Investigation of resistive switching in Au/MoS2/Au using Reactive Molecular Dynamics and ab-initio quantum transport calculations

TL;DR

This study combines reactive Molecular Dynamics and ab-initio quantum transport calculations to elucidate the physical mechanisms behind resistive switching in Au/MoS2/Au memristive devices, revealing filament formation and rupture under electric fields.

Contribution

It introduces a combined MD and quantum transport approach to model resistive switching in MoS2-based memristors, providing detailed atomic-level insights.

Findings

Conductive gold filaments form and rupture under electric fields.

LRS and HRS current densities match experimental data.

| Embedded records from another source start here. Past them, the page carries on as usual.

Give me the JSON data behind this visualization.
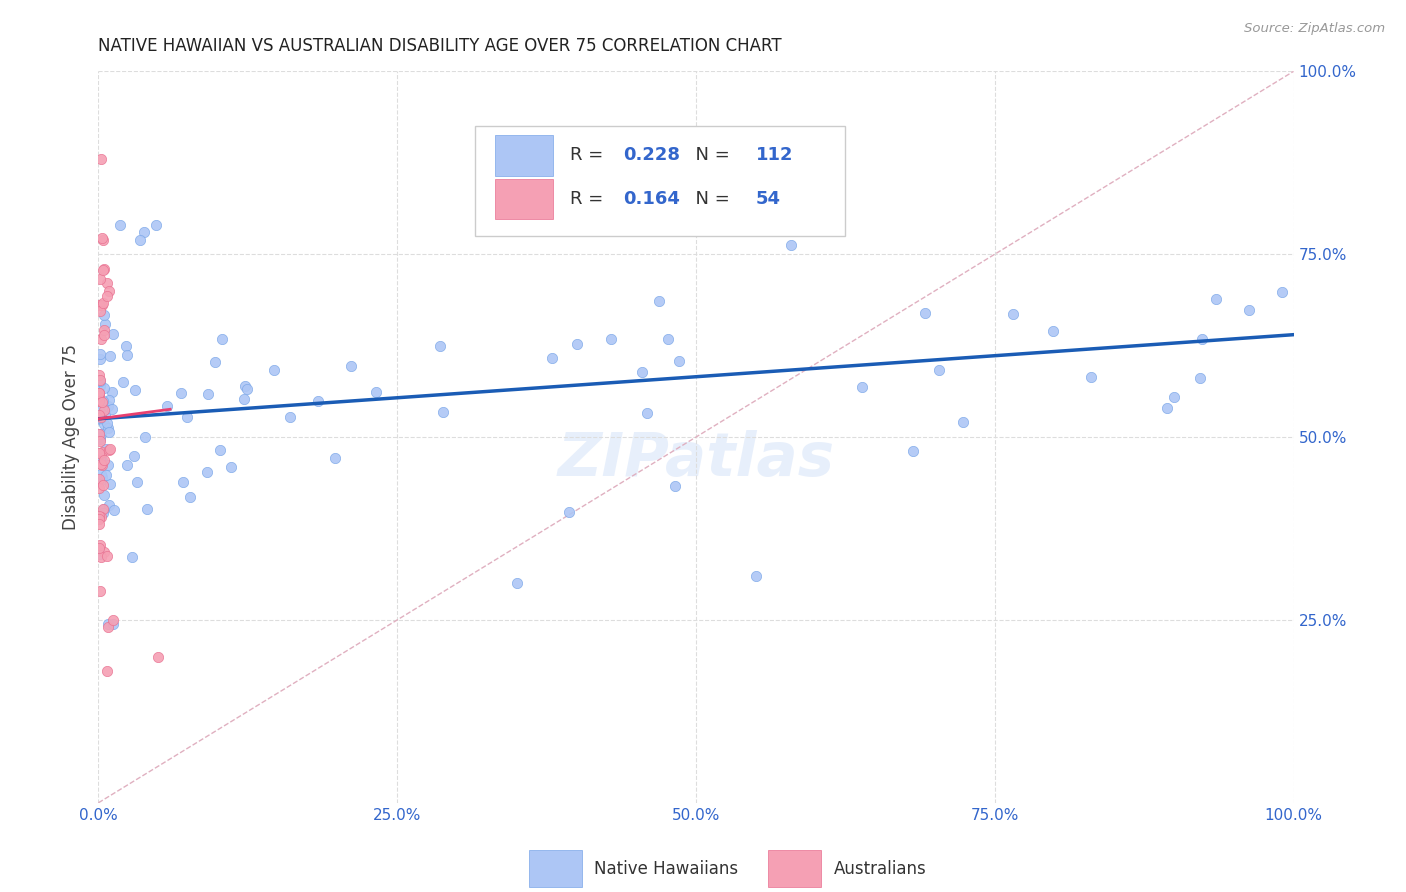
{
  "title": "NATIVE HAWAIIAN VS AUSTRALIAN DISABILITY AGE OVER 75 CORRELATION CHART",
  "source": "Source: ZipAtlas.com",
  "ylabel": "Disability Age Over 75",
  "xlim": [
    0,
    1.0
  ],
  "ylim": [
    0,
    1.0
  ],
  "xticks": [
    0.0,
    0.25,
    0.5,
    0.75,
    1.0
  ],
  "xticklabels": [
    "0.0%",
    "25.0%",
    "50.0%",
    "75.0%",
    "100.0%"
  ],
  "yticks": [
    0.25,
    0.5,
    0.75,
    1.0
  ],
  "yticklabels": [
    "25.0%",
    "50.0%",
    "75.0%",
    "100.0%"
  ],
  "title_color": "#222222",
  "title_fontsize": 12,
  "axis_tick_color": "#3366cc",
  "blue_line": [
    0.0,
    0.525,
    1.0,
    0.64
  ],
  "pink_line": [
    0.0,
    0.525,
    0.06,
    0.538
  ],
  "bg_color": "#ffffff",
  "grid_color": "#dddddd",
  "scatter_size": 55,
  "blue_scatter_color": "#adc6f5",
  "blue_scatter_edge": "#7ba7e8",
  "pink_scatter_color": "#f5a0b4",
  "pink_scatter_edge": "#e87090",
  "blue_line_color": "#1a5cb5",
  "pink_line_color": "#e84070",
  "diag_line_color": "#e0b0c0",
  "watermark_color": "#d0e0f8",
  "watermark_alpha": 0.5,
  "legend_R1": "0.228",
  "legend_N1": "112",
  "legend_R2": "0.164",
  "legend_N2": "54",
  "legend_val_color": "#3366cc",
  "legend_text_color": "#333333"
}
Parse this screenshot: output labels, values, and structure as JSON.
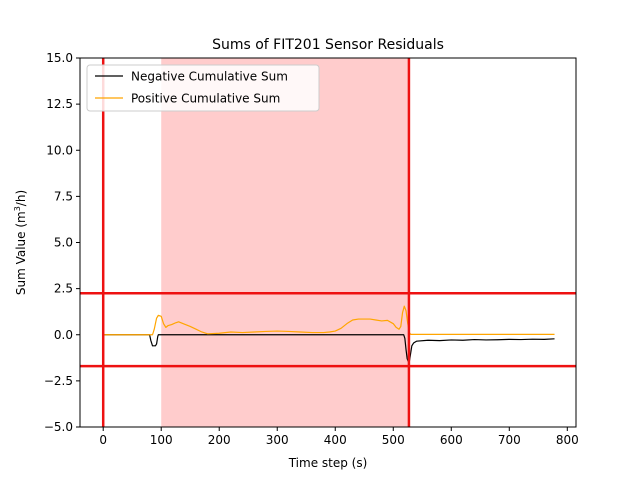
{
  "chart_data": {
    "type": "line",
    "title": "Sums of FIT201 Sensor Residuals",
    "xlabel": "Time step (s)",
    "ylabel_main": "Sum Value (m",
    "ylabel_sup": "3",
    "ylabel_tail": "/h)",
    "xlim": [
      -40,
      815
    ],
    "ylim": [
      -5,
      15
    ],
    "xticks": [
      0,
      100,
      200,
      300,
      400,
      500,
      600,
      700,
      800
    ],
    "yticks": [
      -5.0,
      -2.5,
      0.0,
      2.5,
      5.0,
      7.5,
      10.0,
      12.5,
      15.0
    ],
    "xtick_labels": [
      "0",
      "100",
      "200",
      "300",
      "400",
      "500",
      "600",
      "700",
      "800"
    ],
    "ytick_labels": [
      "−5.0",
      "−2.5",
      "0.0",
      "2.5",
      "5.0",
      "7.5",
      "10.0",
      "12.5",
      "15.0"
    ],
    "legend_position": "top-left",
    "grid": false,
    "shaded_region": {
      "x_start": 100,
      "x_end": 527,
      "color": "#ffcccc"
    },
    "vlines": [
      {
        "x": 0,
        "color": "#ee1111"
      },
      {
        "x": 527,
        "color": "#ee1111"
      }
    ],
    "hlines": [
      {
        "y": 2.25,
        "color": "#ee1111"
      },
      {
        "y": -1.7,
        "color": "#ee1111"
      }
    ],
    "series": [
      {
        "name": "Negative Cumulative Sum",
        "color": "#000000",
        "x": [
          0,
          80,
          82,
          85,
          90,
          92,
          94,
          95,
          100,
          200,
          300,
          400,
          500,
          518,
          520,
          522,
          524,
          526,
          528,
          530,
          532,
          535,
          540,
          560,
          580,
          600,
          620,
          640,
          660,
          680,
          700,
          720,
          740,
          760,
          778
        ],
        "y": [
          0,
          0,
          -0.3,
          -0.6,
          -0.6,
          -0.5,
          -0.1,
          0,
          0,
          0,
          0,
          0,
          0,
          0,
          -0.2,
          -0.8,
          -1.3,
          -1.45,
          -1.4,
          -1.0,
          -0.6,
          -0.45,
          -0.35,
          -0.3,
          -0.32,
          -0.28,
          -0.3,
          -0.26,
          -0.28,
          -0.27,
          -0.25,
          -0.26,
          -0.24,
          -0.25,
          -0.22
        ]
      },
      {
        "name": "Positive Cumulative Sum",
        "color": "#ffa500",
        "x": [
          0,
          85,
          88,
          92,
          95,
          100,
          104,
          108,
          112,
          118,
          125,
          130,
          138,
          150,
          160,
          170,
          180,
          200,
          220,
          240,
          260,
          280,
          300,
          320,
          340,
          360,
          380,
          390,
          400,
          410,
          420,
          430,
          440,
          450,
          460,
          470,
          480,
          490,
          500,
          505,
          510,
          513,
          516,
          519,
          522,
          525,
          528,
          530,
          540,
          600,
          700,
          778
        ],
        "y": [
          0,
          0,
          0.3,
          0.9,
          1.05,
          1.0,
          0.6,
          0.4,
          0.5,
          0.55,
          0.65,
          0.7,
          0.6,
          0.45,
          0.3,
          0.15,
          0.05,
          0.08,
          0.15,
          0.12,
          0.15,
          0.18,
          0.2,
          0.18,
          0.15,
          0.12,
          0.12,
          0.15,
          0.2,
          0.35,
          0.6,
          0.8,
          0.85,
          0.85,
          0.85,
          0.8,
          0.75,
          0.78,
          0.6,
          0.4,
          0.3,
          0.45,
          1.2,
          1.55,
          1.3,
          0.6,
          0.1,
          0.02,
          0.02,
          0.02,
          0.02,
          0.02
        ]
      }
    ]
  }
}
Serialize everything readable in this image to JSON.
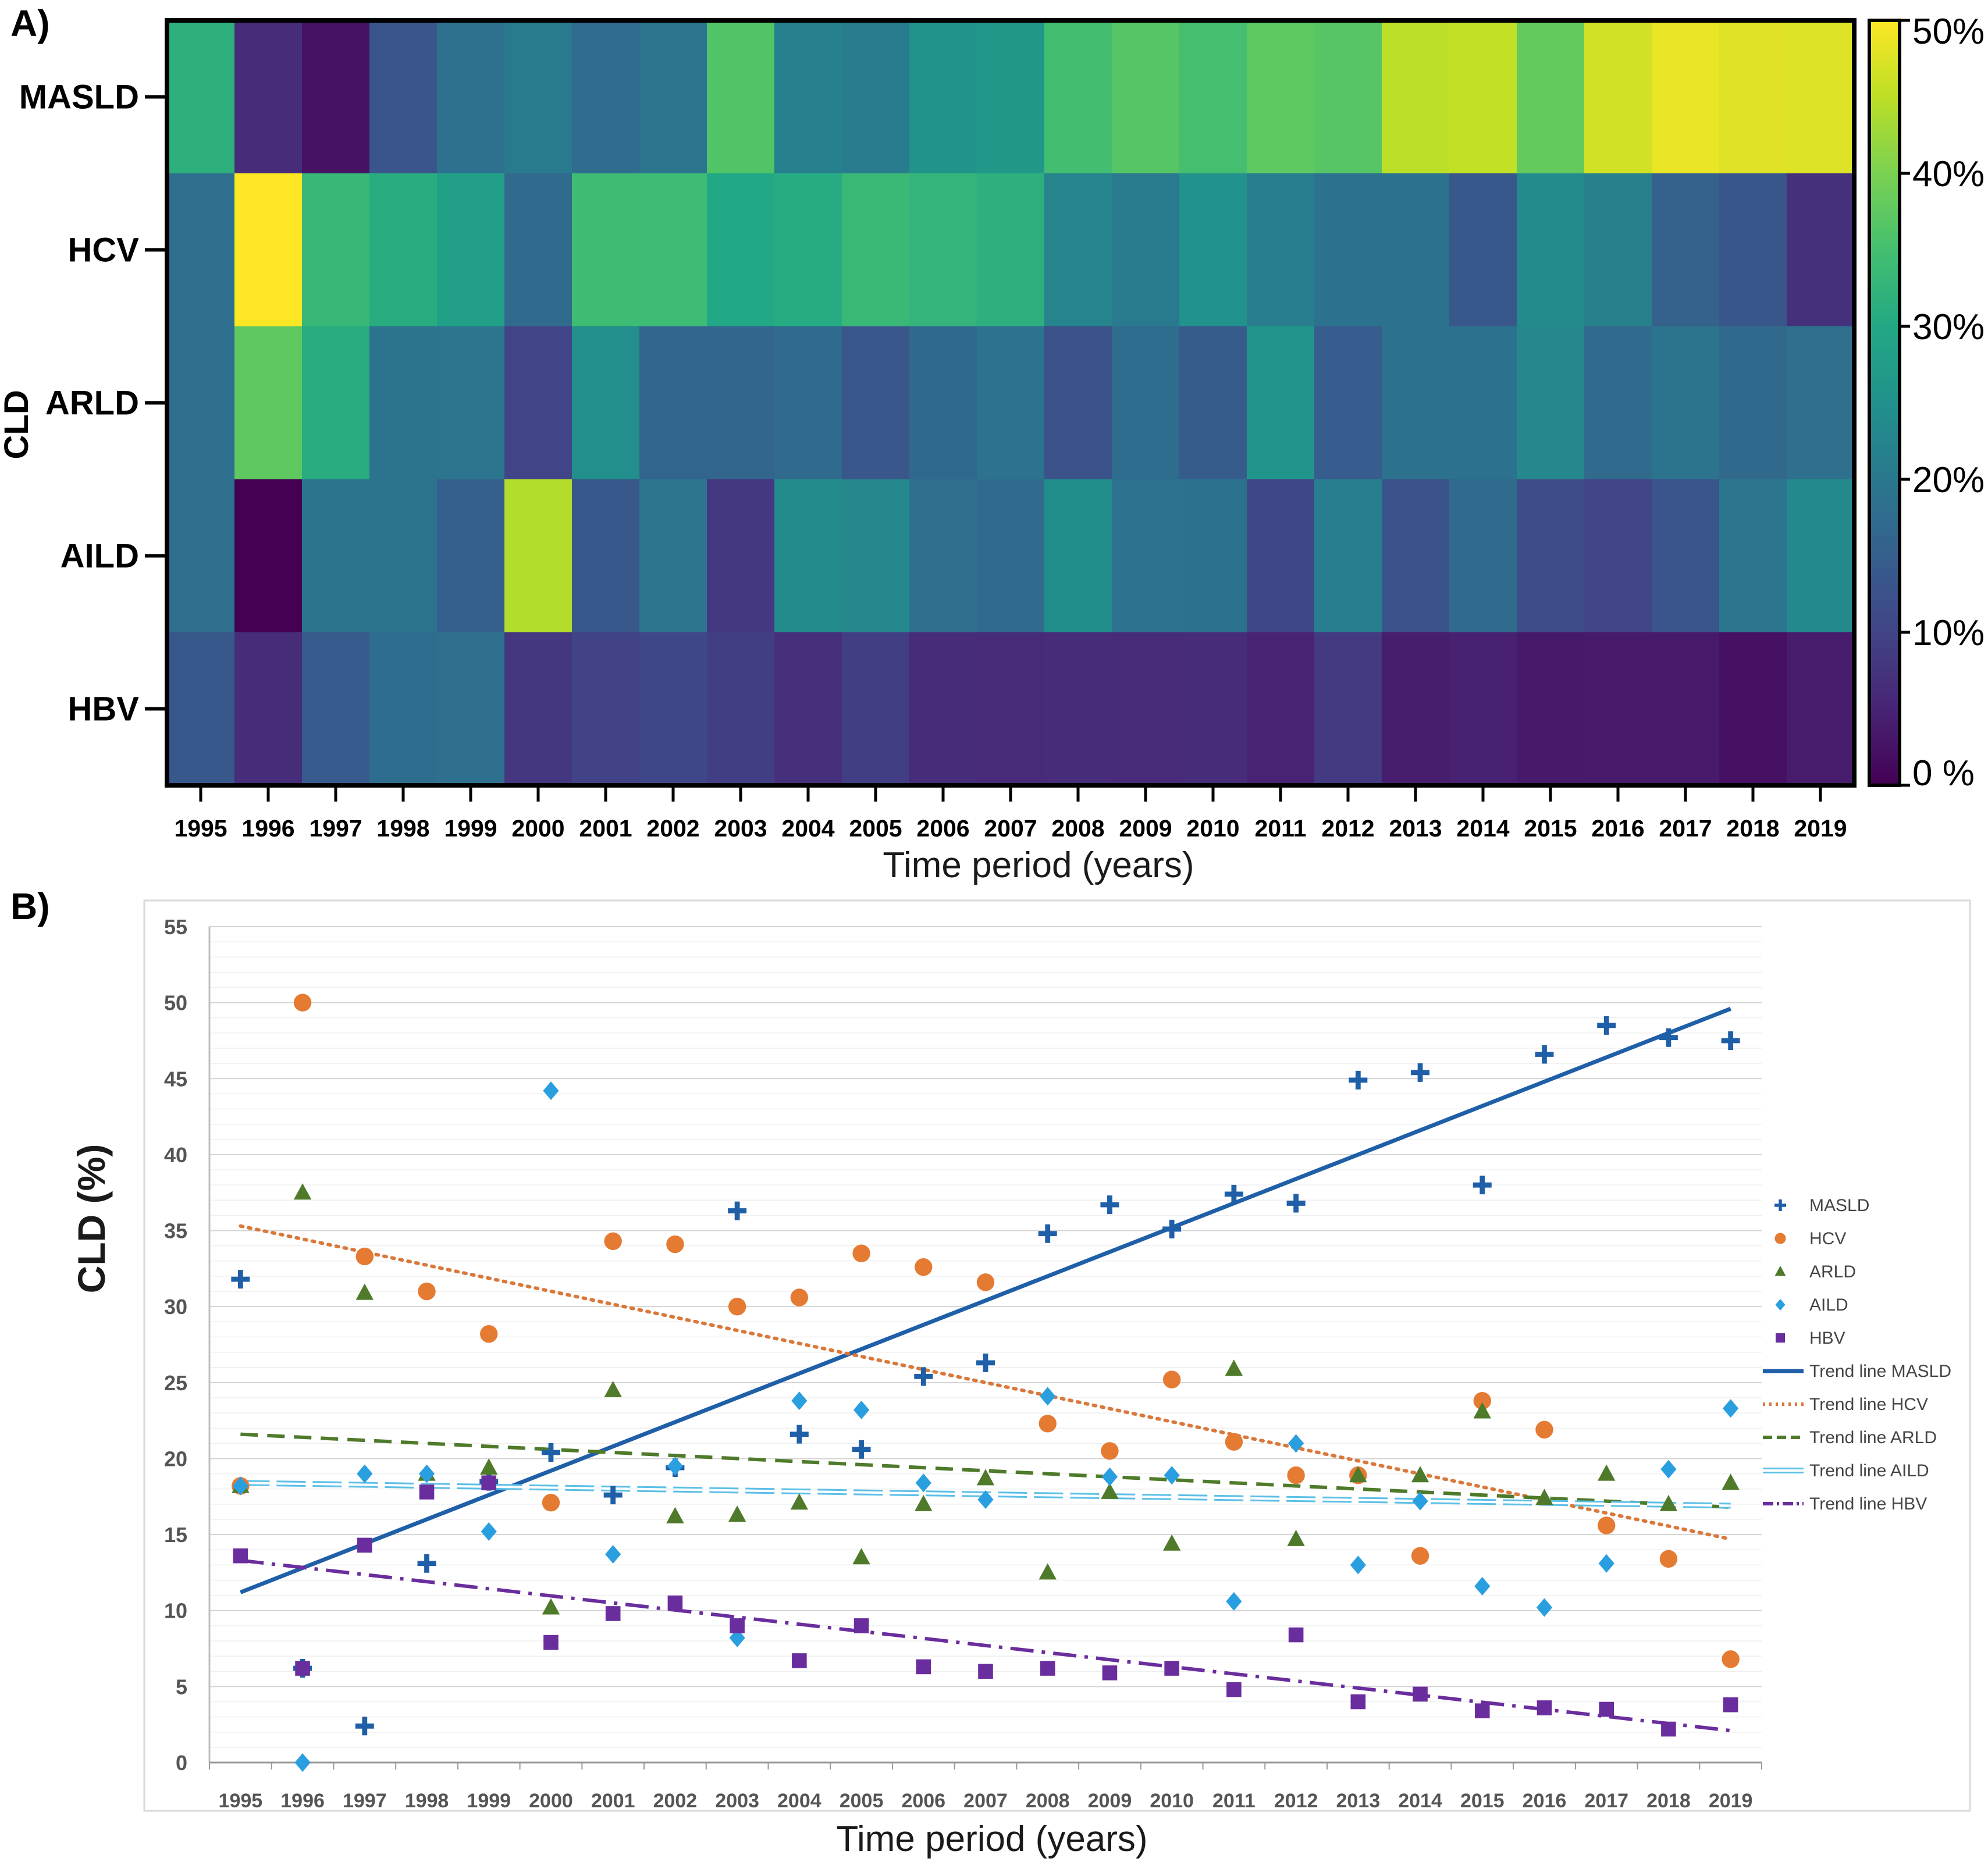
{
  "panel_a_label": "A)",
  "panel_b_label": "B)",
  "chart_data": [
    {
      "type": "heatmap",
      "ylabel": "CLD",
      "xlabel": "Time period (years)",
      "rows": [
        "MASLD",
        "HCV",
        "ARLD",
        "AILD",
        "HBV"
      ],
      "x": [
        "1995",
        "1996",
        "1997",
        "1998",
        "1999",
        "2000",
        "2001",
        "2002",
        "2003",
        "2004",
        "2005",
        "2006",
        "2007",
        "2008",
        "2009",
        "2010",
        "2011",
        "2012",
        "2013",
        "2014",
        "2015",
        "2016",
        "2017",
        "2018",
        "2019"
      ],
      "values": [
        [
          31.8,
          6.2,
          2.4,
          13.1,
          18.5,
          20.4,
          17.6,
          19.4,
          36.3,
          21.6,
          20.6,
          25.4,
          26.3,
          34.8,
          36.7,
          35.1,
          37.4,
          36.8,
          44.9,
          45.4,
          38.0,
          46.6,
          48.5,
          47.7,
          47.5
        ],
        [
          18.2,
          50.0,
          33.3,
          31.0,
          28.2,
          17.1,
          34.3,
          34.1,
          30.0,
          30.6,
          33.5,
          32.6,
          31.6,
          22.3,
          20.5,
          25.2,
          21.1,
          18.9,
          18.9,
          13.6,
          23.8,
          21.9,
          15.6,
          13.4,
          6.8
        ],
        [
          18.2,
          37.5,
          30.9,
          19.0,
          19.4,
          10.2,
          24.5,
          16.2,
          16.3,
          17.1,
          13.5,
          17.0,
          18.7,
          12.5,
          17.8,
          14.4,
          25.9,
          14.7,
          18.9,
          18.9,
          23.1,
          17.4,
          19.0,
          17.0,
          18.4
        ],
        [
          18.2,
          0.0,
          19.0,
          19.0,
          15.2,
          44.2,
          13.7,
          19.5,
          8.2,
          23.8,
          23.2,
          18.4,
          17.3,
          24.1,
          18.8,
          18.9,
          10.6,
          21.0,
          13.0,
          17.2,
          11.6,
          10.2,
          13.1,
          19.3,
          23.3
        ],
        [
          13.6,
          6.2,
          14.3,
          17.8,
          18.4,
          7.9,
          9.8,
          10.5,
          9.0,
          6.7,
          9.0,
          6.3,
          6.0,
          6.2,
          5.9,
          6.2,
          4.8,
          8.4,
          4.0,
          4.5,
          3.4,
          3.6,
          3.5,
          2.2,
          3.8
        ]
      ],
      "colorbar": {
        "min": 0,
        "max": 50,
        "ticks": [
          "0 %",
          "10%",
          "20%",
          "30%",
          "40%",
          "50%"
        ]
      },
      "colormap": "viridis"
    },
    {
      "type": "scatter",
      "ylabel": "CLD (%)",
      "xlabel": "Time period (years)",
      "ylim": [
        0,
        55
      ],
      "yticks": [
        "0",
        "5",
        "10",
        "15",
        "20",
        "25",
        "30",
        "35",
        "40",
        "45",
        "50",
        "55"
      ],
      "x": [
        "1995",
        "1996",
        "1997",
        "1998",
        "1999",
        "2000",
        "2001",
        "2002",
        "2003",
        "2004",
        "2005",
        "2006",
        "2007",
        "2008",
        "2009",
        "2010",
        "2011",
        "2012",
        "2013",
        "2014",
        "2015",
        "2016",
        "2017",
        "2018",
        "2019"
      ],
      "grid": true,
      "legend_position": "right",
      "series": [
        {
          "name": "MASLD",
          "marker": "cross",
          "color": "#1f5fa8",
          "values": [
            31.8,
            6.2,
            2.4,
            13.1,
            18.5,
            20.4,
            17.6,
            19.4,
            36.3,
            21.6,
            20.6,
            25.4,
            26.3,
            34.8,
            36.7,
            35.1,
            37.4,
            36.8,
            44.9,
            45.4,
            38.0,
            46.6,
            48.5,
            47.7,
            47.5
          ]
        },
        {
          "name": "HCV",
          "marker": "circle",
          "color": "#e57a33",
          "values": [
            18.2,
            50.0,
            33.3,
            31.0,
            28.2,
            17.1,
            34.3,
            34.1,
            30.0,
            30.6,
            33.5,
            32.6,
            31.6,
            22.3,
            20.5,
            25.2,
            21.1,
            18.9,
            18.9,
            13.6,
            23.8,
            21.9,
            15.6,
            13.4,
            6.8
          ]
        },
        {
          "name": "ARLD",
          "marker": "triangle",
          "color": "#4e7a2a",
          "values": [
            18.2,
            37.5,
            30.9,
            19.0,
            19.4,
            10.2,
            24.5,
            16.2,
            16.3,
            17.1,
            13.5,
            17.0,
            18.7,
            12.5,
            17.8,
            14.4,
            25.9,
            14.7,
            18.9,
            18.9,
            23.1,
            17.4,
            19.0,
            17.0,
            18.4
          ]
        },
        {
          "name": "AILD",
          "marker": "diamond",
          "color": "#2a9fe0",
          "values": [
            18.2,
            0.0,
            19.0,
            19.0,
            15.2,
            44.2,
            13.7,
            19.5,
            8.2,
            23.8,
            23.2,
            18.4,
            17.3,
            24.1,
            18.8,
            18.9,
            10.6,
            21.0,
            13.0,
            17.2,
            11.6,
            10.2,
            13.1,
            19.3,
            23.3
          ]
        },
        {
          "name": "HBV",
          "marker": "square",
          "color": "#6a2d9e",
          "values": [
            13.6,
            6.2,
            14.3,
            17.8,
            18.4,
            7.9,
            9.8,
            10.5,
            9.0,
            6.7,
            9.0,
            6.3,
            6.0,
            6.2,
            5.9,
            6.2,
            4.8,
            8.4,
            4.0,
            4.5,
            3.4,
            3.6,
            3.5,
            2.2,
            3.8
          ]
        }
      ],
      "trend_lines": [
        {
          "name": "Trend line MASLD",
          "style": "solid",
          "color": "#1f5fa8",
          "start": 11.2,
          "end": 49.6
        },
        {
          "name": "Trend line HCV",
          "style": "dotted",
          "color": "#d9783a",
          "start": 35.3,
          "end": 14.7
        },
        {
          "name": "Trend line ARLD",
          "style": "dashed",
          "color": "#4e7a2a",
          "start": 21.6,
          "end": 16.8
        },
        {
          "name": "Trend line AILD",
          "style": "double-dashed",
          "color": "#5bbfe6",
          "start": 18.4,
          "end": 16.9
        },
        {
          "name": "Trend line HBV",
          "style": "dash-dot",
          "color": "#6a2d9e",
          "start": 13.3,
          "end": 2.1
        }
      ]
    }
  ]
}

Filament dynamics explain resistive switching behavior.

Abstract

In this work, we investigate the underlying physical mechanism for electric-field induced resistive switching in Au/MoS2/Au based memristive devices by combining reactive Molecular Dynamics (MD) and ab-initio quantum transport calculations. Using MD with Au/Mo/S ReaxFF potential, we observe the formation of realistic conductive filament consisting of gold atoms through monolayer MoS2 layer when sufficient electric field is applied. We furthermore instigate the rupture of the gold atom filament when a sufficiently large electric field is applied in the opposite direction. To calculate the conductance of the obtained structures and identify the High Resistance (HR) and Low Resistance (LR) states, we employ the ab-initio electron transport calculations by importing the atomic structures from MD calculations. For single-defect MoS2 memristors, the obtained LRS, HRS current densities are in order of 10^7 A/cm^2 which agrees reasonably well with the reported experiments.